Ces financements visent à contribuer au financement du programme d’amélioration de l’efficacité, de la performance et de la gouvernance du secteur énergétique en Tunisie.

Le premier prêt s’élève à 30 millions de dollars américains, tandis que le second est estimé à 348,8 millions d’euros, soit environ 400 millions de dollars américains.

Selon l’exposé des motifs présenté par le gouvernement, ces deux accords s’inscrivent dans le cadre des réformes engagées dans le secteur de l’énergie, notamment dans le domaine de la production d’électricité. Ils visent à permettre à la STEG de rétablir ses équilibres financiers, d’améliorer ses indicateurs techniques et commerciaux, ainsi que de renforcer les mécanismes de bonne gestion et de gouvernance.

Le premier prêt financera notamment le développement des énergies renouvelables, à travers l’augmentation des capacités de production issues de projets solaires et éoliens réalisés par des producteurs privés. Il permettra également la signature de contrats d’achat d’électricité pour une capacité de 1.000 mégawatts avec de nouveaux producteurs privés, ainsi que le renforcement de l’intégration des énergies renouvelables dans le réseau électrique afin de réduire les émissions de gaz à effet de serre et la dépendance aux ressources fossiles.

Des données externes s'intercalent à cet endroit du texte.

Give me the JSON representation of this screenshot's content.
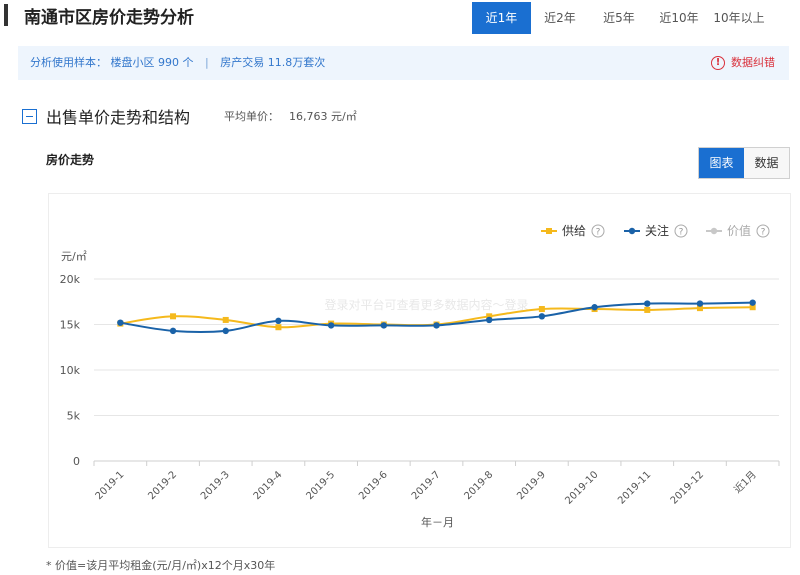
{
  "page": {
    "title": "南通市区房价走势分析"
  },
  "tabs": [
    {
      "label": "近1年",
      "active": true
    },
    {
      "label": "近2年",
      "active": false
    },
    {
      "label": "近5年",
      "active": false
    },
    {
      "label": "近10年",
      "active": false
    },
    {
      "label": "10年以上",
      "active": false
    }
  ],
  "info": {
    "sample_label": "分析使用样本：",
    "community_text": "楼盘小区 990 个",
    "separator": "|",
    "transaction_text": "房产交易 11.8万套次",
    "error_label": "数据纠错",
    "error_icon": "alert-circle-icon"
  },
  "section": {
    "title": "出售单价走势和结构",
    "avg_label": "平均单价：",
    "avg_value": "16,763 元/㎡",
    "collapse_icon": "minus-square-icon"
  },
  "chart_panel": {
    "title": "房价走势",
    "view_chart": "图表",
    "view_data": "数据"
  },
  "colors": {
    "accent": "#1a6fd1",
    "supply": "#f5b91c",
    "attention": "#1a62a8",
    "value": "#c8c8c8",
    "grid": "#e6e6e6"
  },
  "chart_data": {
    "type": "line",
    "ylabel": "元/㎡",
    "xlabel": "年－月",
    "ylim": [
      0,
      20000
    ],
    "yticks": [
      0,
      5000,
      10000,
      15000,
      20000
    ],
    "ytick_labels": [
      "0",
      "5k",
      "10k",
      "15k",
      "20k"
    ],
    "categories": [
      "2019-1",
      "2019-2",
      "2019-3",
      "2019-4",
      "2019-5",
      "2019-6",
      "2019-7",
      "2019-8",
      "2019-9",
      "2019-10",
      "2019-11",
      "2019-12",
      "近1月"
    ],
    "legend_position": "top-right",
    "grid": true,
    "series": [
      {
        "name": "供给",
        "color": "#f5b91c",
        "visible": true,
        "values": [
          15100,
          15900,
          15500,
          14700,
          15100,
          15000,
          15000,
          15900,
          16700,
          16700,
          16600,
          16800,
          16900
        ]
      },
      {
        "name": "关注",
        "color": "#1a62a8",
        "visible": true,
        "values": [
          15200,
          14300,
          14300,
          15400,
          14900,
          14900,
          14900,
          15500,
          15900,
          16900,
          17300,
          17300,
          17400
        ]
      },
      {
        "name": "价值",
        "color": "#c8c8c8",
        "visible": false,
        "values": []
      }
    ],
    "legend_help_icon": "question-circle-icon",
    "watermark": "登录对平台可查看更多数据内容～登录"
  },
  "footnote": "* 价值=该月平均租金(元/月/㎡)x12个月x30年"
}
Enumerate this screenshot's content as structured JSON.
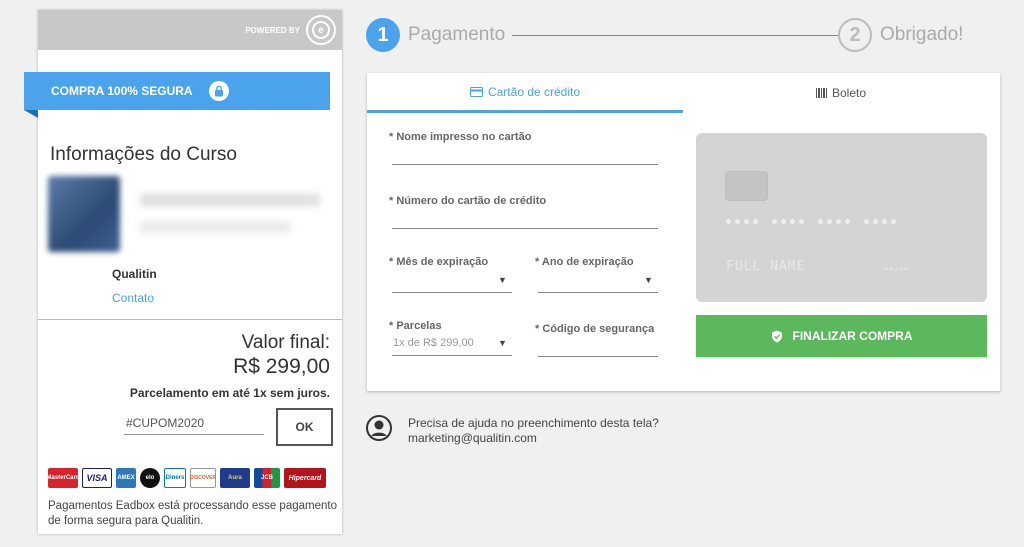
{
  "left_panel": {
    "powered_by": "POWERED BY",
    "secure_badge": "COMPRA 100% SEGURA",
    "course_section_title": "Informações do Curso",
    "org_name": "Qualitin",
    "contact_link": "Contato",
    "final_value_label": "Valor final:",
    "final_value": "R$ 299,00",
    "installments_note": "Parcelamento em até 1x sem juros.",
    "coupon_value": "#CUPOM2020",
    "ok_label": "OK",
    "card_brands": [
      "MasterCard",
      "VISA",
      "AMEX",
      "elo",
      "Diners",
      "DISCOVER",
      "Aura",
      "JCB",
      "Hipercard"
    ],
    "processing_note": "Pagamentos Eadbox está processando esse pagamento de forma segura para Qualitin."
  },
  "steps": [
    {
      "number": "1",
      "label": "Pagamento"
    },
    {
      "number": "2",
      "label": "Obrigado!"
    }
  ],
  "payment": {
    "tabs": [
      {
        "label": "Cartão de crédito",
        "icon": "credit-card-icon"
      },
      {
        "label": "Boleto",
        "icon": "barcode-icon"
      }
    ],
    "fields": {
      "card_name_label": "* Nome impresso no cartão",
      "card_number_label": "* Número do cartão de crédito",
      "exp_month_label": "* Mês de expiração",
      "exp_year_label": "* Ano de expiração",
      "installments_label": "* Parcelas",
      "installments_value": "1x de R$ 299,00",
      "security_code_label": "* Código de segurança"
    },
    "card_preview": {
      "holder": "FULL NAME",
      "expiry": "**/**"
    },
    "submit_label": "FINALIZAR COMPRA"
  },
  "help": {
    "question": "Precisa de ajuda no preenchimento desta tela?",
    "email": "marketing@qualitin.com"
  },
  "colors": {
    "accent_blue": "#4aa3eb",
    "submit_green": "#5cb85c",
    "background": "#f0f0f0"
  }
}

Le deuxième accord poursuit les mêmes objectifs, tout en visant l’amélioration des infrastructures énergétiques en Tunisie. Ces actions s’inscrivent dans le programme du ministère de l’Énergie qui prévoit de porter la part des énergies renouvelables dans le mix électrique de 5,1 % actuellement à 27 % à l’horizon 2028.

Le programme prévoit également d’améliorer le taux de couverture des coûts de 60 % à 80 %, de réduire les subventions publiques de 2,045 milliards de dinars sur la durée du programme et de créer 30.600 emplois, dont 29.500 postes durant la phase de construction des centrales électriques renouvelables réalisées par des opérateurs privés et 1.100 emplois durant la phase d’exploitation.